Christian observed Kat, lacking the will to argue or even stand up straight. "Your weapons will," he exhaled, "if I am impressed, be in your possession directly. Mr. Fox is it? You talk of killing my creature — tell me how ye free a captain of his burden?"

Kat and Eddinray looked suitably bemused, so my explanation would be to their benefit; but a revolted knight interrupted the mood by spitting his liquor to the rug. "What vile fluid is this?" he baulked. "My tongue rejects it!"

Harmony prudently shushed him, and I stood to address my unusual audience in this rocking pirate ship.

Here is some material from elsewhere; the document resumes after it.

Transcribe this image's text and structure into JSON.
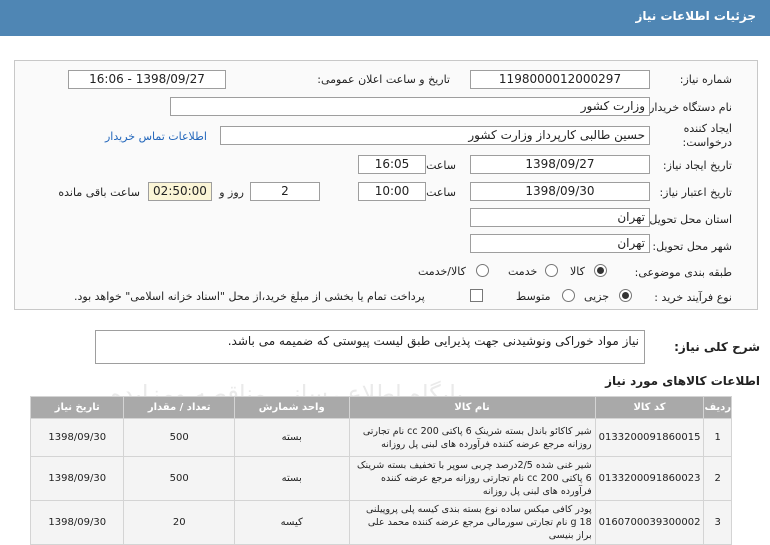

"The Dreadknot…are a race of reptiles found in the waters here and the Distinct Earth. Alien in origin, they are stalkers who snatch their prey from the shadows; they are smart, determined, and needless to say, extremely dangerous. You don't see these things coming, in-fact you don't see them at all. Dreadknots are, by all accounts, the perfect predator. They are killing machines and one appears to be using your ship as its feeding ground captain. It's got a taste of something it likes."

Christian caressed a palm over his bleeding bandages as I concluded. "It's no doubt watching the Bounty as we speak. Behind us, in front — who knows."

The captain returned his eye to the window, scrutinizing the void of nothingness beyond. "If ye can't see it," he hissed, "how do we kill it? How? Tell me how!"

"Fire!" I answered. "Fire, pure and simple…I have a plan."

33. Enter The Dreadknot

Alone I stood, drenched on a deck dimpled by the downpour, wearing nothing but jeans. This was a hellish night; a ferocious wind howled through torn sails, and at the helm, thick rope knotted around the wheel to hold us on an unstable blaze over the ocean.

Fire would kill a Dreadknot. "Predators of the Under Realms" told me as much; but this creature needed a drink to entice it, so I would be its vendor. Holding arms outward, I slashed cuts down my forearms to release the flow of blood — time would tell if I was to the creatures liking. "Where are you?" I said, squinting at Bounty's stern and feeling the rain pelt on my head.

At my flanks would appear to be plain wooded casks, but examining the left side closer you would spot a crouched knight and the clamped wings of an angel, doing her best to keep out of sight. Huddling tight, Eddinray used his body to conceal the heat and light of a lantern, whilst Harmony, still nursing a pain in her arm, held the longbow with a ready arrow — its tip wrapped in an oily rag and aimed at my back. Concerned, Eddinray pestered Harmony with worry, and she repeatedly reassured him. Hunched against a stout cask to my right was my second surprise for the Dreadknot — Kat, reunited with his swords.

Here I stood and here I would wait, the blood congealing over the cuts I had made, mind not on the wet or the cold — but on the ridiculous task of slaying a carnivorous, and invisible dinosaur.

Out of the weather below, Christian and his crew loitered at steps leading to the upper deck. All of them armed with antique muskets, they were a jammed group of steaming sweat and paranoia.

"We will hear him scream an' beg,” whispered McCoy. "Scream and beg I tell ye. Any minute now."

"He is not afraid," replied Hallet, "and he is no fool."

"Pipe down!" Christian hissed. "The devil is out there…"

***

Three hours later, and with no change in my aching stance or the diabolical weather, my head drooped to my chest and my arms felt like saturated tree trucks. Although my short sword and dagger hung ready from my belt, I couldn't draw either if I tried. Yet I focused for my friend's sake, observing rain swept canvas, the black night and shimmering wood for any sign, hint of the hunter killer. I didn't have to wonder if Kat was still alert and fresh at his barrel, with him that was guaranteed; Harmony and Eddinray on the other hand, would be struggling alongside me.